Le monde n’a pas besoin d’automates qui répètent ce qui a déjà été dit et fait; il a besoin de nouveaux chorégraphes, de nouveaux interprètes des ressources que l’être humain porte en lui, de nouveaux poètes sociaux. En effet, il n’y a pas besoin de modèles d’éducation qui soient des «usines à résultats», sans un projet culturel qui permette la formation de personnes capables d’aider le monde à tourner la page, en éradiquant les inégalités, la pauvreté endémique et l’exclusion. Les troubles du monde actuel ne sont pas une fatalité que nous devons accepter de manière passive, et encore moins avec complaisance. Les écoles, les universités, les centres culturels devraient enseigner à désirer, à rester assoiffé, à rêver, car, comme nous le rappelle le deuxième épître de Pierre, «ce sont de nouveaux cieux et une terre nouvelle que nous attendons selon sa promesse, où la justice habitera» (3, 13).

Cela devrait devenir le critère principal de discernement et de conversion pour nos pratiques culturelles et éducatives: la qualité des attentes.

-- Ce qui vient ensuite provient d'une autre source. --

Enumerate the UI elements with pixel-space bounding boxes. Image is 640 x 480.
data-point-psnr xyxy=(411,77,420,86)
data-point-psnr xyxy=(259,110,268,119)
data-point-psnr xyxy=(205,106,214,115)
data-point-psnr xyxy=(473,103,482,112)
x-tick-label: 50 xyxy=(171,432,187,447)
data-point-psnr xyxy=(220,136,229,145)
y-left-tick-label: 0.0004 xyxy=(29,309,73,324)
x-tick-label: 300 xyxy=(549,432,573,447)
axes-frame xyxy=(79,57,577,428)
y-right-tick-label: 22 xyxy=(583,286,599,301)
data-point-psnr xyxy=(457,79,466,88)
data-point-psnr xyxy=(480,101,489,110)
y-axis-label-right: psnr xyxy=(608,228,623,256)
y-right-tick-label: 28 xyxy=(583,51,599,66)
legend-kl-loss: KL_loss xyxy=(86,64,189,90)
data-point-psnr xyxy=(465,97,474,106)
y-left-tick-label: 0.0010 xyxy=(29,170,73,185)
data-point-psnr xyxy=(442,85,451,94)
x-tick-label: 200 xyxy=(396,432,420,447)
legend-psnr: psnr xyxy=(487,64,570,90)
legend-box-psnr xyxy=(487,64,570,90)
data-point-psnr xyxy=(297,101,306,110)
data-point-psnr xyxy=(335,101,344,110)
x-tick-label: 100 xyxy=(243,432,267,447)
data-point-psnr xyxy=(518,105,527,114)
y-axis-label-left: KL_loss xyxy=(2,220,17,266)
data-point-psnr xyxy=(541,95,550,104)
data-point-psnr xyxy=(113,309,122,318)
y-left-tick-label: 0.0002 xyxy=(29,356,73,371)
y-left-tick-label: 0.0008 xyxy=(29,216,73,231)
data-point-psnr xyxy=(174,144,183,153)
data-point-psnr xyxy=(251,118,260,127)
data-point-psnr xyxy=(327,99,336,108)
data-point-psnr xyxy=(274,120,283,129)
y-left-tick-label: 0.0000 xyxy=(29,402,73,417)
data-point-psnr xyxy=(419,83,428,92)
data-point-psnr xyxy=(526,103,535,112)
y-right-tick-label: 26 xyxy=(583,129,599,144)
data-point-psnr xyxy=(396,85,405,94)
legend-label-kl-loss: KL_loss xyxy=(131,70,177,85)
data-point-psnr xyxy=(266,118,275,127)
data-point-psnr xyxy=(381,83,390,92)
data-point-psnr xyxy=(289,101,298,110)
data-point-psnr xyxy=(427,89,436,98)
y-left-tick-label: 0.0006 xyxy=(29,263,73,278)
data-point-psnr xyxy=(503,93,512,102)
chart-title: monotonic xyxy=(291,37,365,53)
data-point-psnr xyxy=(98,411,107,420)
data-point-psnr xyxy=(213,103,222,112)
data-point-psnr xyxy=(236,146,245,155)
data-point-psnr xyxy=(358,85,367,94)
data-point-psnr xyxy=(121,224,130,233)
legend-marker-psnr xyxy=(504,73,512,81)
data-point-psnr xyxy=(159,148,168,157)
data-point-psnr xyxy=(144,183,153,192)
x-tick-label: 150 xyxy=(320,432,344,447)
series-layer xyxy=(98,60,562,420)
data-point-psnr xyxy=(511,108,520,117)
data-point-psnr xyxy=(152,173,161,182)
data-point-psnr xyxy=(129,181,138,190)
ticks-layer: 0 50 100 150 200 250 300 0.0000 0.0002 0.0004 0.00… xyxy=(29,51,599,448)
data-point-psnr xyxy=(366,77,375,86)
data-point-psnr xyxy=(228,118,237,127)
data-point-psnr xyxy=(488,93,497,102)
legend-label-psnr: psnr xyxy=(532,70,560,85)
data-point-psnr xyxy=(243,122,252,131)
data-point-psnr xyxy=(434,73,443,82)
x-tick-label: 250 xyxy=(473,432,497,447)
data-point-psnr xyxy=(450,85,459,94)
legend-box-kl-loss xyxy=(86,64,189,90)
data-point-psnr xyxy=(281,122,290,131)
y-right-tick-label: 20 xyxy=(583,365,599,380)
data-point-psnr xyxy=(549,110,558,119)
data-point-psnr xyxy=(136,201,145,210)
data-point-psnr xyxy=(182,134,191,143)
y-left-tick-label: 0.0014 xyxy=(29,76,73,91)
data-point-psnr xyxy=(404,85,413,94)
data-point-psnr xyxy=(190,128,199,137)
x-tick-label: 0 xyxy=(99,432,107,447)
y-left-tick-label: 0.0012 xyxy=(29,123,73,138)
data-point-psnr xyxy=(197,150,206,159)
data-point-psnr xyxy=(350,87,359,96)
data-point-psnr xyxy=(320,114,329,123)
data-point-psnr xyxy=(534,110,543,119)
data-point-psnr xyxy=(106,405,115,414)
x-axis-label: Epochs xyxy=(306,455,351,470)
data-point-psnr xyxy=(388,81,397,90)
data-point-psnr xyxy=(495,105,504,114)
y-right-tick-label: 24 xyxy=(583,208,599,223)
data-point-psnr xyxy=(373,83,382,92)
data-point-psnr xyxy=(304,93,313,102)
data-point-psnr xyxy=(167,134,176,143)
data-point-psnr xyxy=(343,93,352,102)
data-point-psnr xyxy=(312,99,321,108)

La question-clé est la suivante: «Qu’attendons-nous vraiment?». Peut-être que la réponse sincère sera décevante: le succès aux yeux des autres, l’honneur d’être en tête du classement, ou l’auto-préservation. Bien sûr, si ce sont nos objectifs, ce n’est pas suffisant!

Frères et sœurs, Dieu nous offre la possibilité de réaliser autre chose. Je me rappelle de ce qu’écrit Emily Dickinson dans un de ses poèmes: «C’est comme si je demandais l’Aumône / Et que dans ma main étonnée / Un Etranger mettait un Royaume / Et que j’en sois abasourdie — / C’est comme si je demandais à l’Orient / S’il avait un Matin pour moi — / Et qu’il lève ses Digues de pourpres / Et me fracasse d’Aube!» [1].

«Et me fracasse d’Aube!», c’est une belle image pour souligner ce processus.

Moi aussi je vous exhorte: voyez votre mission dans le domaine éducatif et culturel comme un appel à élargir les horizons, à déborder de vitalité intérieure, à laisser place à des possibilités inédites, à élargir les modalités du don qui devient plus grand uniquement quand il est partagé. Notre devoir est de dire à un éducateur ou à un artiste: «Soyez copieux, prenez des risques!»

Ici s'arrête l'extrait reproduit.